If ever there was a perfect soundtrack to listen to while browsing a comic, then it has to be John White’s song of the same title.
From the same trio that brought us, “Amelia Cole” (sidebar: Go read it, when you can) comes a new 5 issue long, alternative timeline tale of Queen Arthur. Yes, you read that correctly the first five times.
Now, I’m sure you are probably rolling your eyes at what this could lead up to. But, with the wave of new media, a shift towards more inclusive storylines, and open sexualities coming to the forefront. Did we all really think this wouldn’t next up for batting around?

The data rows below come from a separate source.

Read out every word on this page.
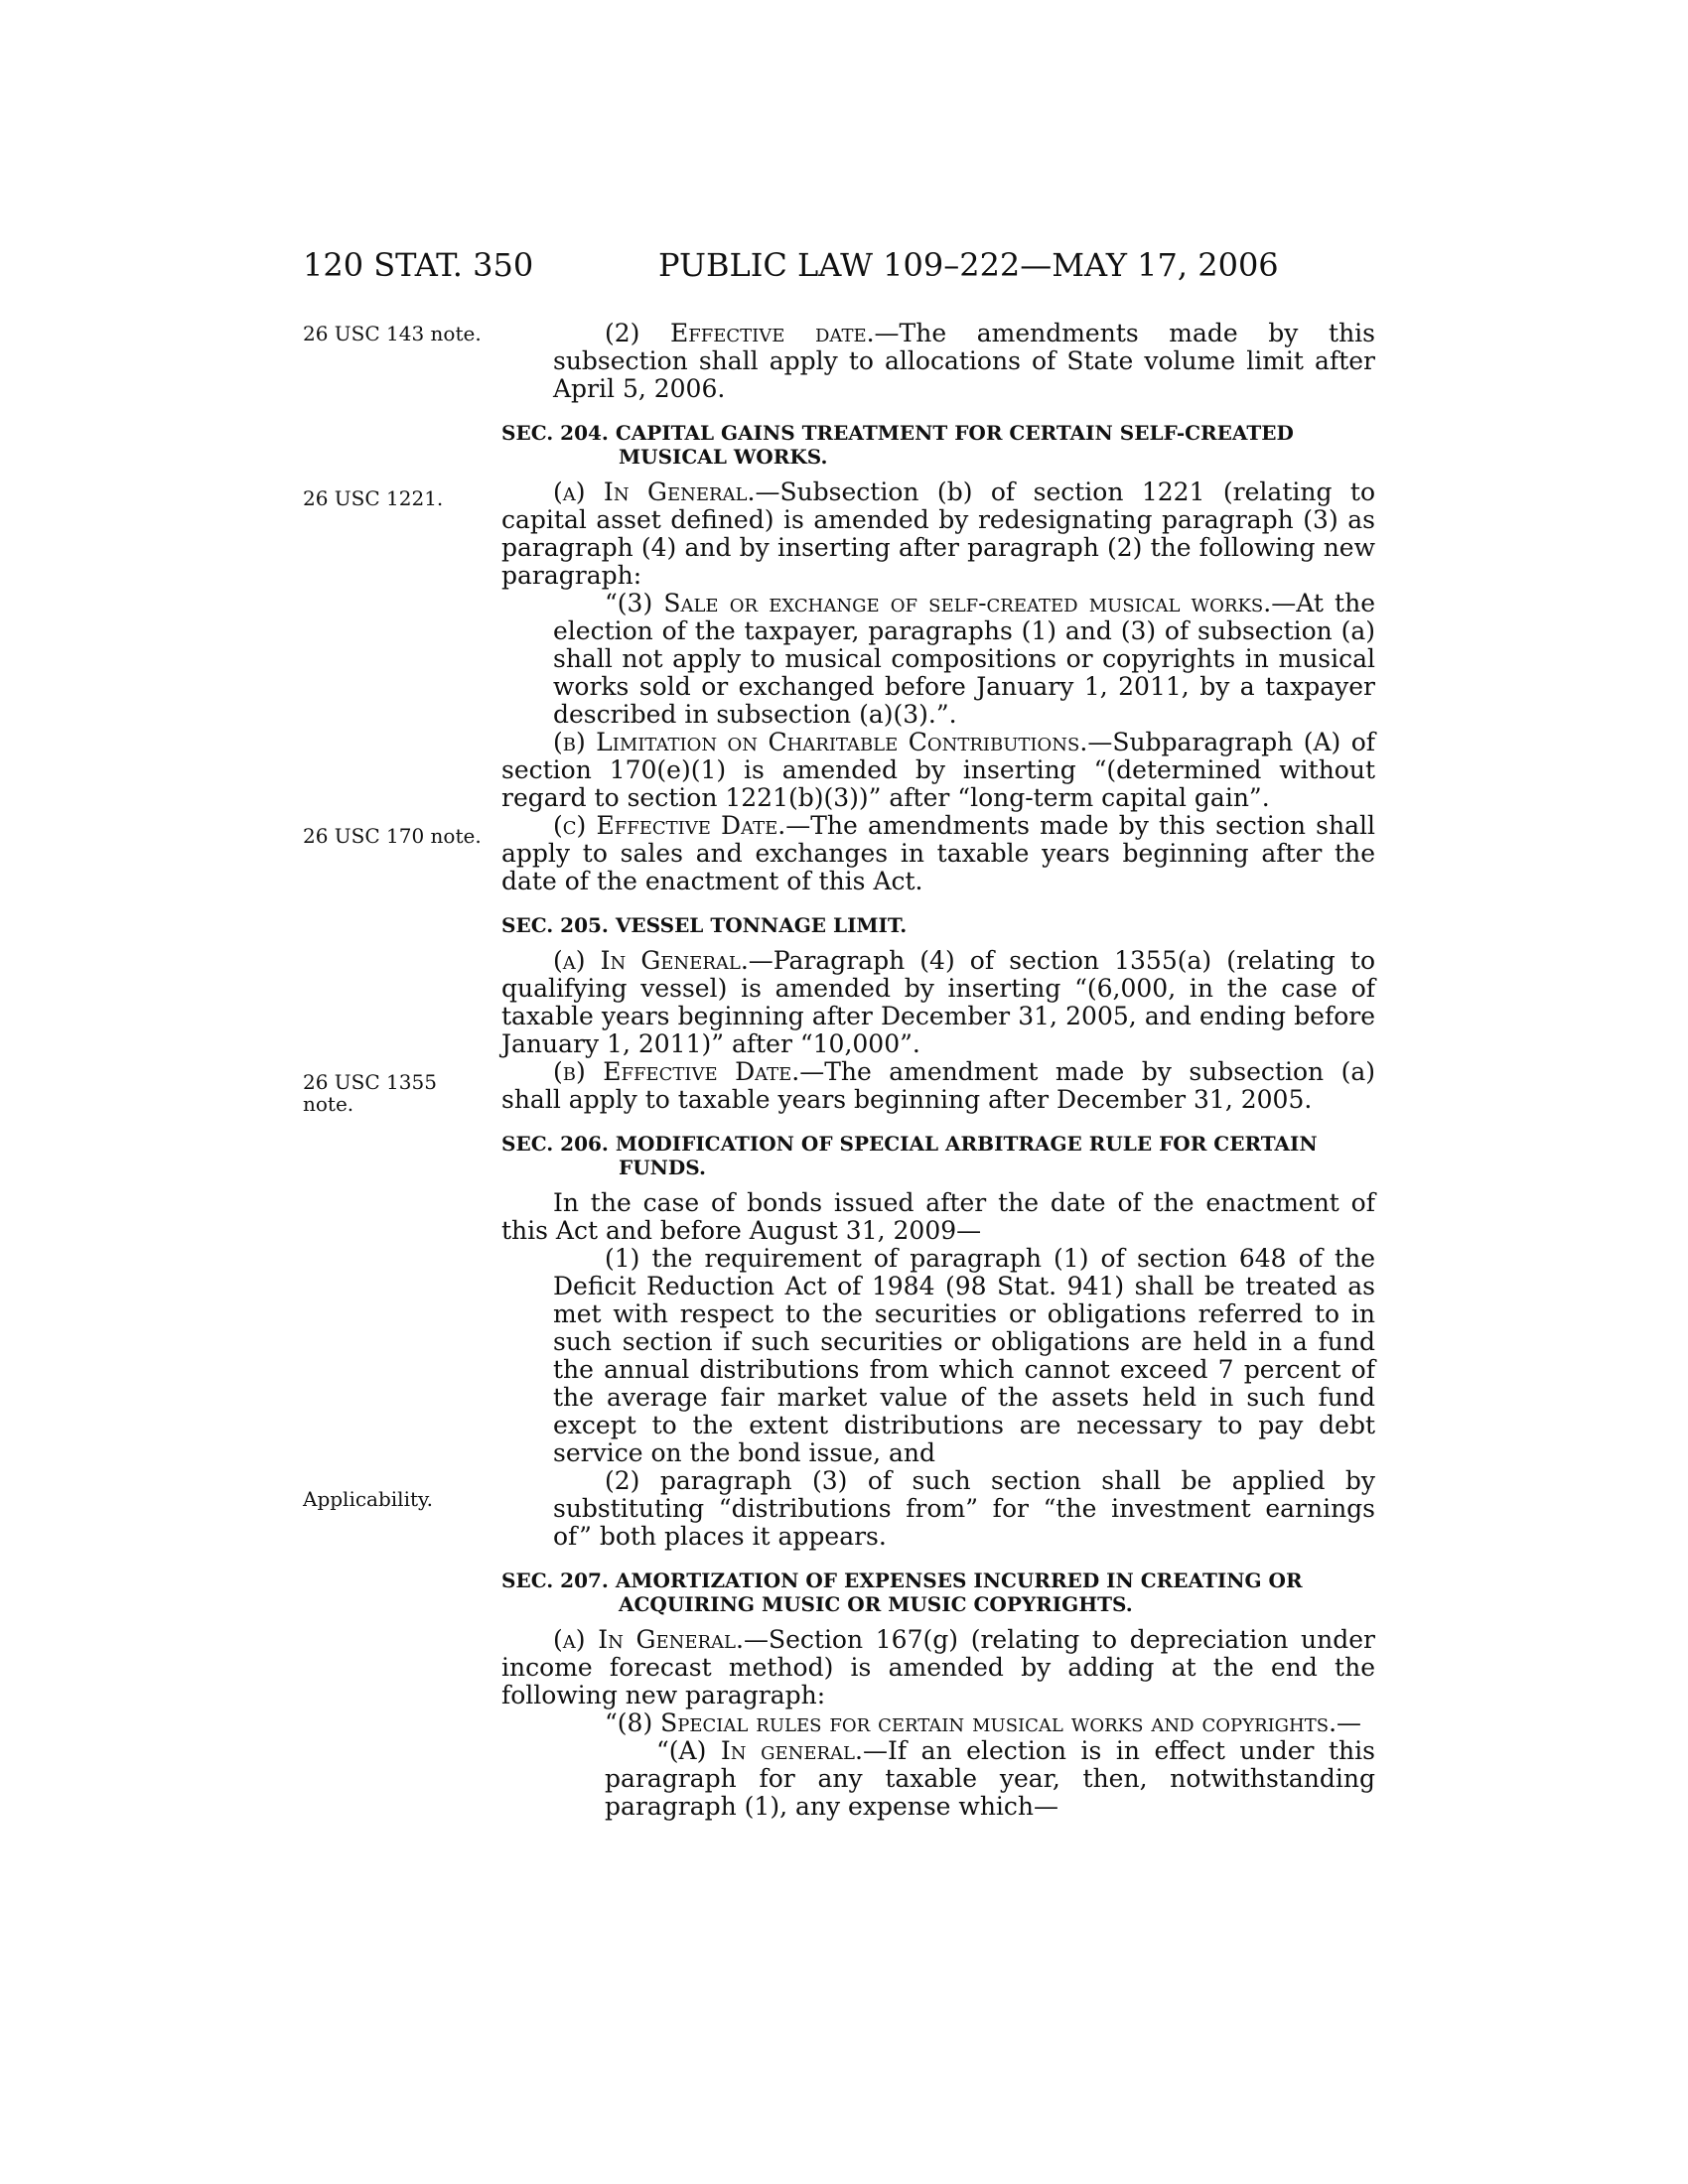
120 STAT. 350	PUBLIC LAW 109–222—MAY 17, 2006
26 USC 143 note.
26 USC 1221.
26 USC 170 note.
26 USC 1355
note.
Applicability.

(2) Effective date.—The amendments made by this subsection shall apply to allocations of State volume limit after April 5, 2006.

SEC. 204. CAPITAL GAINS TREATMENT FOR CERTAIN SELF-CREATED MUSICAL WORKS.

(a) In General.—Subsection (b) of section 1221 (relating to capital asset defined) is amended by redesignating paragraph (3) as paragraph (4) and by inserting after paragraph (2) the following new paragraph:

“(3) Sale or exchange of self-created musical works.—At the election of the taxpayer, paragraphs (1) and (3) of subsection (a) shall not apply to musical compositions or copyrights in musical works sold or exchanged before January 1, 2011, by a taxpayer described in subsection (a)(3).”.

(b) Limitation on Charitable Contributions.—Subparagraph (A) of section 170(e)(1) is amended by inserting “(determined without regard to section 1221(b)(3))” after “long-term capital gain”.

(c) Effective Date.—The amendments made by this section shall apply to sales and exchanges in taxable years beginning after the date of the enactment of this Act.

SEC. 205. VESSEL TONNAGE LIMIT.

(a) In General.—Paragraph (4) of section 1355(a) (relating to qualifying vessel) is amended by inserting “(6,000, in the case of taxable years beginning after December 31, 2005, and ending before January 1, 2011)” after “10,000”.

(b) Effective Date.—The amendment made by subsection (a) shall apply to taxable years beginning after December 31, 2005.

SEC. 206. MODIFICATION OF SPECIAL ARBITRAGE RULE FOR CERTAIN FUNDS.

In the case of bonds issued after the date of the enactment of this Act and before August 31, 2009—

(1) the requirement of paragraph (1) of section 648 of the Deficit Reduction Act of 1984 (98 Stat. 941) shall be treated as met with respect to the securities or obligations referred to in such section if such securities or obligations are held in a fund the annual distributions from which cannot exceed 7 percent of the average fair market value of the assets held in such fund except to the extent distributions are necessary to pay debt service on the bond issue, and

(2) paragraph (3) of such section shall be applied by substituting “distributions from” for “the investment earnings of” both places it appears.

SEC. 207. AMORTIZATION OF EXPENSES INCURRED IN CREATING OR ACQUIRING MUSIC OR MUSIC COPYRIGHTS.

(a) In General.—Section 167(g) (relating to depreciation under income forecast method) is amended by adding at the end the following new paragraph:

“(8) Special rules for certain musical works and copyrights.—

“(A) In general.—If an election is in effect under this paragraph for any taxable year, then, notwithstanding paragraph (1), any expense which—
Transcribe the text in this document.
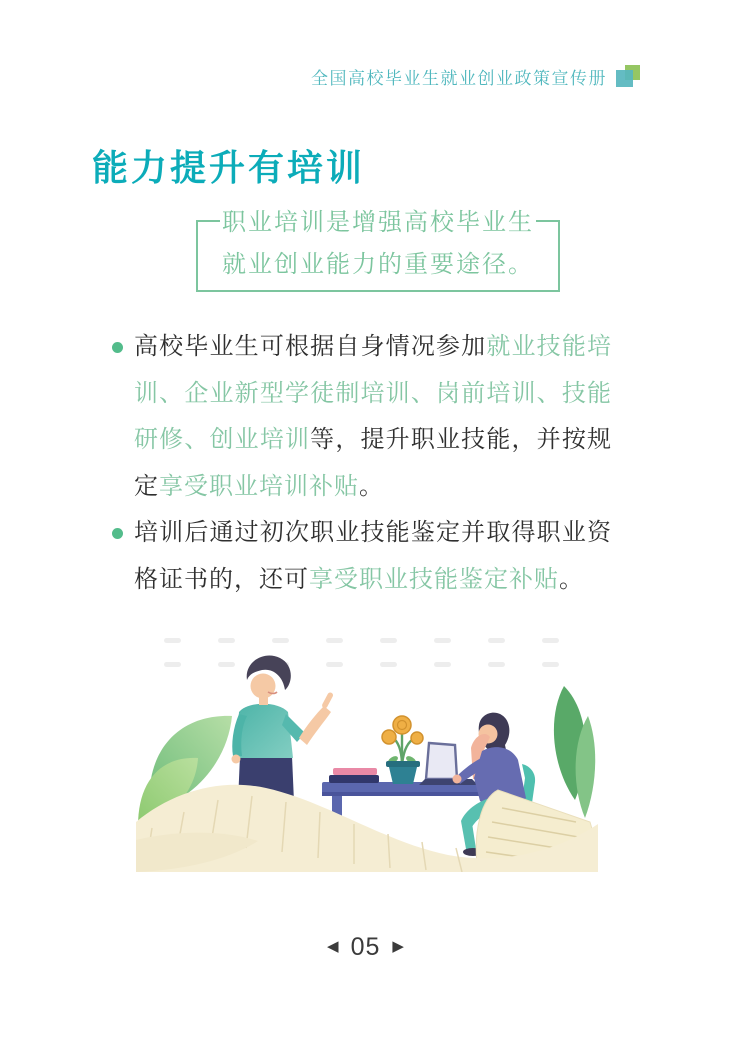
全国高校毕业生就业创业政策宣传册
能力提升有培训
职业培训是增强高校毕业生
就业创业能力的重要途径。
高校毕业生可根据自身情况参加就业技能培训、企业新型学徒制培训、岗前培训、技能研修、创业培训等，提升职业技能，并按规定享受职业培训补贴。
培训后通过初次职业技能鉴定并取得职业资格证书的，还可享受职业技能鉴定补贴。
◀ 05 ▶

Yes, comics are for one’s personal escapism from the politic barrage that is all of our Facebook feeds. However, don’t forget that the only real reason we have science fiction, fantasy, and the like is, in part, due to reflecting upon the turmoil of our time. Conan the Barbarian, The X-Men, and so forth are echoes of their time and there’s no way around it.
But, yes, do tell me I’m wrong after sitting through a history of comics session.
In issue #1, we meet our 19-year-old, chess playing protagonist, Rani Arturus. Right off the bat, we see that she’s an only child of a mixed marriage about to head to Cornwall, England for the tournament.
On the first day, Rani battles it out with opponents in a very classic way. Move, hit the bell, move, win. But, for some reason, she’s distracted by a pretty blonde across the way.
At this point, I’m squinting my eyes at this scene. Both Rani and the new opponent are flushed in the cheeks. Carefully, re-reading the inner thought bubbles, I instinctively assumed was the dude across from her.
Uh huh, Rani swings that way in less than two pages and goes about her merry way. Commence, the avalanche of “Social Justice Warriors GTFO” emails.
After getting back to the hotel room, Rani, in pure teen angst fashion, has a meltdown about her loss. Both her parents try to comfort her with sightseeing the city, but Rani bursts out the door for a walk alone.
Not once, does she mention to said parents about the pretty blonde?
Rani takes some time to contemplate a life without chess when she takes a tumble down the hillside and finds…Excalibur in a cave.
Without spoiling anything else, you can probably put two and two together.
The Once and Future Queen looks to be a breath of fresh air in a time-honored tradition in revamping the Arthur myth. While I’m still not a big fan of this kind of art style, I can get behind what Knave, Kirkbridge, Brokenshire and team are trying to accomplish here and I thank you for it.